The most important difference

by nzav - 4/11/09 7:26 AM

In Reply to: Digital SLR's by GreeneBerry

The most important difference between compact P&S (Point & Shoot) and DSLR cameras is in the sensors. There is a huge size difference between the P&S sensor (often the size of a fingernail or smaller) and the DSLR sensor which can be the same size as a 35mm film frame (often called full-frame) or larger.

Regarding image quality, pixel size makes all the difference; the larger the pixel, the better its ability to capture light, and consequently, the less noise in the image. If you take a P&S and a DSLR sensor with the same number of pixels, i.e. 10mp, the DSLR will be capable of vastly superior image quality with less noise because those pixels will be much larger. This has nothing to do with camera brands or types.

As a commercial/advertising shooter for over 40 years, I started using digital in its early years. Today's sensor technology is amazing compared to the early versions, but you can't change the laws of physics, and pixel for pixel, larger ones still win hands down! These days I shoot digital exclusively, using numerous camera bodies from different makers. My favorite camera has interchangeable lenses but is neither a DSLR or P&S.

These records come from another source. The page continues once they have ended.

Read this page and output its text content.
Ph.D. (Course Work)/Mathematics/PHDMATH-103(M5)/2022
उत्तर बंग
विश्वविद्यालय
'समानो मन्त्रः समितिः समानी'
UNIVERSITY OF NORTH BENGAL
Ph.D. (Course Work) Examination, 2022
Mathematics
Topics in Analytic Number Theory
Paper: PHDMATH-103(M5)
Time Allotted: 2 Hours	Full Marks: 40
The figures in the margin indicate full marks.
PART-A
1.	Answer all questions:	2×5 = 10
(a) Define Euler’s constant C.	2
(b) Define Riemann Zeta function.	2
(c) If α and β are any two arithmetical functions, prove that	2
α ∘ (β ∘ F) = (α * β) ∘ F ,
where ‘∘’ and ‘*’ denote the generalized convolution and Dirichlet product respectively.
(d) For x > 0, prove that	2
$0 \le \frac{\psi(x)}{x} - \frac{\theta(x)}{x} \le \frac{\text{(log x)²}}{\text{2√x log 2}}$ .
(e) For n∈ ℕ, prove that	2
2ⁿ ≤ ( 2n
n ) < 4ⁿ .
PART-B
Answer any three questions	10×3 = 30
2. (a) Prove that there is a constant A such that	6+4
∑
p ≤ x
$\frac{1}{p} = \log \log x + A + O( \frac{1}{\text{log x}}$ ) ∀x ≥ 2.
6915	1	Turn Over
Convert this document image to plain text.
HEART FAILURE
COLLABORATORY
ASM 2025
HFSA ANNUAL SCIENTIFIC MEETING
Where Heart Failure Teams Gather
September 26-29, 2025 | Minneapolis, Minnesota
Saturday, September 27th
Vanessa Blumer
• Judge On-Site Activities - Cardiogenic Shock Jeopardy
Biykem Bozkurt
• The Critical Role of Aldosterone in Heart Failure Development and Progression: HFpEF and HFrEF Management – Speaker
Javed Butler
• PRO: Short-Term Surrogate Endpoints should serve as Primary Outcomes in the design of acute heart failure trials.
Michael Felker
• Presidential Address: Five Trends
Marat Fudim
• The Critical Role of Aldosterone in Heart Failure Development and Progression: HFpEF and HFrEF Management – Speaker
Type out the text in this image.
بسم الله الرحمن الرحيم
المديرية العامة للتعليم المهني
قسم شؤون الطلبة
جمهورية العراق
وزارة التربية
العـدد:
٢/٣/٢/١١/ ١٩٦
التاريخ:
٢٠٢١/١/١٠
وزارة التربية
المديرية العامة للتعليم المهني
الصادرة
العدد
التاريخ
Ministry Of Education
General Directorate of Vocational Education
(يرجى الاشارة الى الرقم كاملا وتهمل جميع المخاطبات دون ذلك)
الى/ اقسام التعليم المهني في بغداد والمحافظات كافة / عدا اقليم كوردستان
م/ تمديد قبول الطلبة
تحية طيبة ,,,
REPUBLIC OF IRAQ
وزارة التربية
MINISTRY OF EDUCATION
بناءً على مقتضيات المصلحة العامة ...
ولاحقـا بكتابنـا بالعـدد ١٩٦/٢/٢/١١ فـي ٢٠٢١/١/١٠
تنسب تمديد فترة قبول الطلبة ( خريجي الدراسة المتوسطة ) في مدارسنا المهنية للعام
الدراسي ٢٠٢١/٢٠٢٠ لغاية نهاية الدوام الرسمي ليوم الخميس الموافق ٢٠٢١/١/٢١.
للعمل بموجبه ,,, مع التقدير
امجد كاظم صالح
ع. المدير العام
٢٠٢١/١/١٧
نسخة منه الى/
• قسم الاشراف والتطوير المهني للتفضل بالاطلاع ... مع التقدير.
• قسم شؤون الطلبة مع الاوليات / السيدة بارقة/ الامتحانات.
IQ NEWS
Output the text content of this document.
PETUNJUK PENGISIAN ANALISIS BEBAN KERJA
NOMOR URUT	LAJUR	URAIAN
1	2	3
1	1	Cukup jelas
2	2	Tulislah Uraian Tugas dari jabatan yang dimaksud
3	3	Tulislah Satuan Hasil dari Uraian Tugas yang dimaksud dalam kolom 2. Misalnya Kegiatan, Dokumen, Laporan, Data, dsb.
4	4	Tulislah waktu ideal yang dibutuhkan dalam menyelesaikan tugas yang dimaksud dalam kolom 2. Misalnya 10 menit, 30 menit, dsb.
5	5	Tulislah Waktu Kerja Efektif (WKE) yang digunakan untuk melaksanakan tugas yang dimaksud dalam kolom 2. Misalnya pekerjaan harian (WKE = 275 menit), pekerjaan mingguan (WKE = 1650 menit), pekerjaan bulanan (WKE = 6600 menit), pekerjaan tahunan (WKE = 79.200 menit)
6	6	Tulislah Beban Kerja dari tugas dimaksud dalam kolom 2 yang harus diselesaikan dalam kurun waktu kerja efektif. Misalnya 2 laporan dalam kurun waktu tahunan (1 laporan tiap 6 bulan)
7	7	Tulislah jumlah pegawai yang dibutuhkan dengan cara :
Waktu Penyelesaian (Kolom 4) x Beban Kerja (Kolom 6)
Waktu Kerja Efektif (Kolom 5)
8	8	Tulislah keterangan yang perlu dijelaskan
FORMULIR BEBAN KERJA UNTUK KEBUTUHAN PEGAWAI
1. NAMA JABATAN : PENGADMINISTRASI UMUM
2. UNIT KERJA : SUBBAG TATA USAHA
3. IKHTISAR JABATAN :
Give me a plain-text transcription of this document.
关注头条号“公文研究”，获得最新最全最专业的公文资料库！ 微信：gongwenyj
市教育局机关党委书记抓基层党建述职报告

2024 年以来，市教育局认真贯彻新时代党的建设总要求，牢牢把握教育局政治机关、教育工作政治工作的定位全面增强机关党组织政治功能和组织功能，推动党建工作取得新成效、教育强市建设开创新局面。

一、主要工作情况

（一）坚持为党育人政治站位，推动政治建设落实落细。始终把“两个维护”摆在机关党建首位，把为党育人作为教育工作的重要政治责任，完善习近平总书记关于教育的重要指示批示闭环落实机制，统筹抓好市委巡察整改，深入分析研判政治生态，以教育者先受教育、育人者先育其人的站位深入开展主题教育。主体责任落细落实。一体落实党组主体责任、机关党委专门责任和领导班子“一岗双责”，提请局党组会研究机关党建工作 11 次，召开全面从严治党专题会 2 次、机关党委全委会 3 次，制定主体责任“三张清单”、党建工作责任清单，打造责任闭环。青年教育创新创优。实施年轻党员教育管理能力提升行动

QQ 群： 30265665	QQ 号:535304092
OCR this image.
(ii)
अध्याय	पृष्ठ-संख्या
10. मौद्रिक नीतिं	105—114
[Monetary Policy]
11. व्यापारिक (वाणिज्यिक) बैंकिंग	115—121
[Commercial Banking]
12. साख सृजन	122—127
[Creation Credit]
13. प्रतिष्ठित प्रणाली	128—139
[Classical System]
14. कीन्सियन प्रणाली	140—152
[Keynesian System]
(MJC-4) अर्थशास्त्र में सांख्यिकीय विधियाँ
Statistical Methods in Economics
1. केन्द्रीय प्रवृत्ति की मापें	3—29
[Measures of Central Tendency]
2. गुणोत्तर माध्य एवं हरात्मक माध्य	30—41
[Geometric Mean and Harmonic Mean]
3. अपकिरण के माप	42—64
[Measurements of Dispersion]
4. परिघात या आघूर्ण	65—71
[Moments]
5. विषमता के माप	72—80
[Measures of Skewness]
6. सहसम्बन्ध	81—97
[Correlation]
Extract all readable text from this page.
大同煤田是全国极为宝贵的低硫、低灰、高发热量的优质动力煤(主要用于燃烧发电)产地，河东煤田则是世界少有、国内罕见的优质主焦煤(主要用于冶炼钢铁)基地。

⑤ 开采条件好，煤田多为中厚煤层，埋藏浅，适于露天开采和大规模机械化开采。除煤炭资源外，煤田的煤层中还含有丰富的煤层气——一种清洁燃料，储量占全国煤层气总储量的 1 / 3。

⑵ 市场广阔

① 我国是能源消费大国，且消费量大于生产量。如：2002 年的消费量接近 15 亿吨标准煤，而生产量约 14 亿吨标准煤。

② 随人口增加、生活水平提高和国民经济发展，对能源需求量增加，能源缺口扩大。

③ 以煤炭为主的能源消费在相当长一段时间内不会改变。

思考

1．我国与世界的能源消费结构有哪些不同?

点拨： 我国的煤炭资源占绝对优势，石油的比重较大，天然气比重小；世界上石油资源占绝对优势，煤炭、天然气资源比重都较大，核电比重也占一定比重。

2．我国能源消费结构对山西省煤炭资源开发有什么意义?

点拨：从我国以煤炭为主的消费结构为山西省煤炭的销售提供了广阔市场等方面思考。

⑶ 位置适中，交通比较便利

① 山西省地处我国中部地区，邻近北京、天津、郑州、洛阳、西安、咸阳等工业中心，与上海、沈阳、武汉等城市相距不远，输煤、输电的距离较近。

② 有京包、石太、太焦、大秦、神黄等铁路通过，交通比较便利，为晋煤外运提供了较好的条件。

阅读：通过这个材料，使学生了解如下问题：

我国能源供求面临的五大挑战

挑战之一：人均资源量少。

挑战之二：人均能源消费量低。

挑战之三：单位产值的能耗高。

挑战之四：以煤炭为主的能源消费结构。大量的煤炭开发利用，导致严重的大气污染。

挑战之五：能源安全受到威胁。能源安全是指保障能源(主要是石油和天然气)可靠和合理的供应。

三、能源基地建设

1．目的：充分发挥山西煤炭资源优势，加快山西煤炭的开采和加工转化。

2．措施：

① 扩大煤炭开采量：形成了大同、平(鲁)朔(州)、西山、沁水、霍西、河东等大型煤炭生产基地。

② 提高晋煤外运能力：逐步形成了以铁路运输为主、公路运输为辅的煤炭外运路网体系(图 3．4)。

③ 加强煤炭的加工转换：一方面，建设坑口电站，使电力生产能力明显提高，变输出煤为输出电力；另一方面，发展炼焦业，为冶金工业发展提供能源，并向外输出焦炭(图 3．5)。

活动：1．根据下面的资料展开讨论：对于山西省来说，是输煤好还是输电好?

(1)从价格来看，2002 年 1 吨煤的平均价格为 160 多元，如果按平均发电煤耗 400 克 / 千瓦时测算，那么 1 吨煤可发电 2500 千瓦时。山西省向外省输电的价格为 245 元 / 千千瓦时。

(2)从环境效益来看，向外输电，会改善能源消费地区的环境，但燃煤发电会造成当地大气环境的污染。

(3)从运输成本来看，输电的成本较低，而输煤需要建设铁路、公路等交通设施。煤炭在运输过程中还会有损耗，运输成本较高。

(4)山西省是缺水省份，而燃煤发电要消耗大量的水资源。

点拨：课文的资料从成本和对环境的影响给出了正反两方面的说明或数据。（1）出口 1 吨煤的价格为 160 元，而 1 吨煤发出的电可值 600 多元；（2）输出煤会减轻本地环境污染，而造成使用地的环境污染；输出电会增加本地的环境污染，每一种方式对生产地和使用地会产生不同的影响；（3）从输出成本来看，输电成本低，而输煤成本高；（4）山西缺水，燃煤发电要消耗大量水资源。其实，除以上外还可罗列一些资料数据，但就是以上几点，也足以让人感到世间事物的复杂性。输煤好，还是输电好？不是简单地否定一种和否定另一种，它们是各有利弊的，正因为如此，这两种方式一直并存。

Another factor to consider is the image color quality of the the sensor. Here again, most DSLR sensors have an edge. Since each sensor photosite (that is what they are called before they become pixels) is covered by a red, green, or blue color filter, the quality of those filters also affects the final image quality. Once the raw capture data is converted into an image file, the photosites officially become pixels.

There are many pitfalls in the path to a final image and one of them is the conversion from captured data to an image file. Many DSLR cameras allow you to save the captured data as Raw files for later conversion on your computer as JPEG or TIFF files, or converted in the camera to JPEG files. Only a few P&S cameras allow saving in the Raw format.

A discussion about Raw vs. JPEG files is outside the scope of this thread, but without a doubt, a Raw conversion made on your computer has far more potential to make the best quality prints. I know this is an overload of info, and I am only scratching the surface, but this discussion could easily go for several pages.

One final note - if you are only interested in 3"x5" machine prints from a local drugstore or Costco, then all of this discussion is academic. On the other hand, if you make prints up to A1 size (23"x33"), then all of this is a valid concern.